Operations

This page is for day-to-day operation of the production dashboard.

Dashboard Actions

Start:

  • Validates configured or supplied links.
  • Optionally kills existing unmanaged stream processes.
  • Launches the configured stream.command.
  • Captures stdout and stderr into recent logs.
  • Records an event and process metadata.

Stop:

  • Sends SIGTERM to the managed process group.
  • Sends SIGKILL if the process does not exit within the timeout.
  • Records the last exit code.

Restart:

  • Stops the current managed process.
  • Starts a new managed process using current config and links.

Watchdog Behavior

The watchdog runs inside the Starlette service. When stream.auto_recover is true, it checks every few seconds for:

  • managed process exit
  • missing ffmpeg child after startup grace
  • missing playlist after startup grace
  • stale playlist older than playlist_stale_seconds

The watchdog respects watchdog_restart_cooldown to avoid rapid restart loops. If no links are configured, it skips restart and records a warning.

HLS Health

The app reads the configured output directory and checks:

  • ufc.m3u8 existence
  • playlist line count
  • playlist age
  • target duration
  • media sequence
  • segment names
  • segment count
  • total segment bytes
  • last segment size
  • media sequence movement
  • bytes and segment deltas between scorer samples
  • recent stream errors
  • ffmpeg progress evidence

/api/health returns:

  • 200 when a managed process is running, a playlist is ready, and the playlist is fresh.
  • 503 when the stream is stopped, still starting, missing playlist output, or stale.

The stream health scorer waits at least min_assessment_seconds before confirming failure, then requires confirmed_failure_samples bad samples. This prevents a normal startup window or a quiet segment interval from being treated as a hard failure.

Logs And Events

The status payload exposes recent events, logs, and errors from in-memory deques. ArangoDB stores durable operational records when enabled.

Use systemd logs for service-level failures:

journalctl -u obbystreams.service -f

Use the dashboard logs for stream-level failures from the transcoder and ffmpeg.

GPU Telemetry

The dashboard polls /api/nvidia-smi every five seconds. The backend caches NVIDIA SMI collection for the same interval so the UI can stay fresh without spawning unnecessary GPU probes.
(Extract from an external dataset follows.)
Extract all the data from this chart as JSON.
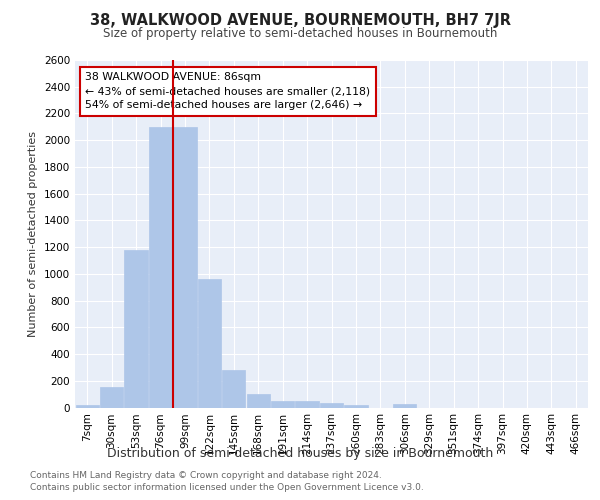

GPU telemetry is best-effort. Hosts without NVIDIA drivers return a structured degraded payload instead of failing the dashboard.

Deploy Routine

  1. Pull or unpack the new release.
  2. Run npm ci && npm run build if building from source.
  3. Copy files to /opt/obbystreams.
  4. Run uv sync --no-dev --frozen as the service user.
  5. Merge any new example config keys into the live config.
  6. Run sudo systemctl restart obbystreams.service.
  7. Check /api/health, the dashboard, and journalctl.

Useful Commands

sudo systemctl status obbystreams.service --no-pager
journalctl -u obbystreams.service --no-pager -n 120
curl -i http://127.0.0.1:8767/api/health
curl -I https://s.obby.ca/
curl -sS http://127.0.0.1:8767/api/nvidia-smi -H 'x-obbystreams-token: TOKEN'
sudo nginx -t
ps aux | rg 'obbystreams|ufc|ffmpeg'
ls -lah /var/www/live.obnoxious.lol/stream

Recovery Notes

  • If the dashboard is up but health is 503, inspect stream links and HLS output.
  • If nginx returns 502, inspect systemd status and confirm uvicorn is bound to 127.0.0.1:8767.
  • If the player is blank, check /hls/ufc.m3u8 and browser network requests.
  • If ArangoDB is offline, the dashboard should still operate but persistence will be degraded.